Canadian clubs talk 'Messi effect' as superstar grabs headlines
Lionel Messi joined Major League Soccer club Inter Miami in July, and the results have been near-instant.
His club won the reformatted Leagues Cup competition, which features teams from Mexico's LigaMX and MLS, with the Argentine scoring 10 goals along the way.
He's also been heavily featured in advertising since his arrival, both by the league and its broadcast partners.
Canadian Major League Soccer clubs are sharing the benefits, and drawbacks, of having one of the world's greatest players join the league when it comes to marketing and preparing to play against him.
Messi's signing, Vancouver Whitecaps sporting director Axel Schuster said, represents a chance for the league to better market itself.
"There's zero frustration," he said about whether Messi's signing had taken away from the work other clubs do in the league. "I think all the stories around Messi are a door opener for us … to deliver additional content from around the league."
Messi's signing and Leagues Cup exploits made headlines and he has been heavily promoted by Apple TV — Major League Soccer's broadcasting partner.
Many of their ads for the league feature photos or clips of the Argentine in action.
"Messi coming to MLS has had tremendous impact on the league and the interest in the league and I think the valuation of the of the teams affiliated with the league," said Cheri Bradish, the director of the Future of Sport Lab and Sport Initiatives at Toronto Metropolitan University.

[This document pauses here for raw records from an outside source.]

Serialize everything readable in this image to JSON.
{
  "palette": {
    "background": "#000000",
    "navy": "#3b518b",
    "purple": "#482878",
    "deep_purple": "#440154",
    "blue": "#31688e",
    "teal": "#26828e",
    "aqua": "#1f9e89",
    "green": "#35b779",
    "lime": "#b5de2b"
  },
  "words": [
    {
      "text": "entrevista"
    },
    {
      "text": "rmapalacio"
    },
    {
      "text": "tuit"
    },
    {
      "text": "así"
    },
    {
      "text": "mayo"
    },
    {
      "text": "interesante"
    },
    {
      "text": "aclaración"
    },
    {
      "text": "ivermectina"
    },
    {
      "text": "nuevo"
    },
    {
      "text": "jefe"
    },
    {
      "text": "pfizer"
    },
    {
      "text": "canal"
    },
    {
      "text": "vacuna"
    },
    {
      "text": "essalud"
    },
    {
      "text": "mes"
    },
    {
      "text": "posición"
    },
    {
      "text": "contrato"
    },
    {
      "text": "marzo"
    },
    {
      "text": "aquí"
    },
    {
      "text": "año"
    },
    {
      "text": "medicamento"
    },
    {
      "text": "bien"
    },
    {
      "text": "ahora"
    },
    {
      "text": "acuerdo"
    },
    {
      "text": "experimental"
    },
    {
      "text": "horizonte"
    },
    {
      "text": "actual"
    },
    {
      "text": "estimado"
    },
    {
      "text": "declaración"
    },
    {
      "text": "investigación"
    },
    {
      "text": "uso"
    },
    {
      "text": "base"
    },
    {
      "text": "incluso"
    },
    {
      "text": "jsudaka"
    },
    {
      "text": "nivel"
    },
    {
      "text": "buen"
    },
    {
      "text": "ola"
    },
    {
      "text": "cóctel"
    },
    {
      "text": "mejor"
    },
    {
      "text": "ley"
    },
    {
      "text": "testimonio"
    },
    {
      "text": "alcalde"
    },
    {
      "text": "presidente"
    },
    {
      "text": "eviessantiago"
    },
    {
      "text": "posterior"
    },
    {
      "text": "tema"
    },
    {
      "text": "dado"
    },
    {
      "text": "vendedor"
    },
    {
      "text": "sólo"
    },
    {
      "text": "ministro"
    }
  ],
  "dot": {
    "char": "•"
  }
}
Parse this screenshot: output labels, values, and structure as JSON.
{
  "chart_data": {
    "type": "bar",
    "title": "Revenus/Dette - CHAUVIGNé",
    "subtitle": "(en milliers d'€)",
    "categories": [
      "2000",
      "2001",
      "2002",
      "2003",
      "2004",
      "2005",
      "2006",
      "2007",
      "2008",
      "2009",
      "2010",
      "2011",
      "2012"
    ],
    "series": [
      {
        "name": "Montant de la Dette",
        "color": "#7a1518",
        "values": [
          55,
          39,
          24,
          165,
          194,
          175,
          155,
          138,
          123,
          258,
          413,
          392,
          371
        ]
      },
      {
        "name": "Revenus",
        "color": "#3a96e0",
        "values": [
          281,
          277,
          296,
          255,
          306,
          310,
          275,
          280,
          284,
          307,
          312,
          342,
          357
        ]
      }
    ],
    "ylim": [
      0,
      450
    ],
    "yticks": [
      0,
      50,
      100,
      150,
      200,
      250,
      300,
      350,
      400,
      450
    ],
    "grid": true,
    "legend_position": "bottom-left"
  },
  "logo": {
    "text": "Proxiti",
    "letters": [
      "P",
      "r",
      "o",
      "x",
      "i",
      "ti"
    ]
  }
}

Bradish has previously worked for the Florida Sports Foundation, Nike Canada, Florida State University Department of Athletics, the Vancouver Grizzlies, and the Vancouver Organizing Committee for the 2010 Olympic and Paralympic Games.
But, she said, the league and its clubs need to be aware and plan what will happen when the 35-year-old decides to retire.
When Messi joined Miami, he signed a two-and-a-half-year contract.
"You use that as an opportunity to build and build new relationships strengthen old relationships with your consumers, partners, and other stakeholders. But you also have to have an eye on the long term, which is when Messi or other star players are not in the league," Bradish said, citing the way the NBA handled the retirement of Michael Jordan.
Patrick Leduc, the director of soccer culture for CF Montreal and a former Montreal Impact player, said Messi's signing could help grow the culture of the sport in Canada.
"So globally I think it's great for the league. I think it's drawing attention, it's exciting," he said. "Does it highlight some weaknesses in our in our league? Maybe it does, but that doesn't diminish the fact that globally it's a positive thing that's happening."
Leduc pointed to the longevity, in various iterations, of both Montreal and Vancouver as soccer clubs and said he believed Messi's signing could bring new fans from outside those cities to support them.
Montreal has already played Inter Miami this season, meaning they won't play the World Cup winner until potentially next season.
Toronto FC is the only Canadian club still to play Inter Miami.
Schuster said superstars like Messi have been proven to benefit leagues.
He points to Messi and Cristiano Ronaldo's time at Barcelona and Real Madrid respectively.
Schuster was working in German soccer at the time, but said it was evident how much attention the two players brought to Spain's La Liga.
That has also been seen with Swedish striker Zlatan Ibrahimovic signing for the L.A. Galaxy in 2018, he added.
"Superstars have always been good for leagues," Schuster said. "It's our job now to use this momentum and grow the secondary things behind him."
Those secondary things, he said, include the development of youth players and the success of MLS clubs in other competitions.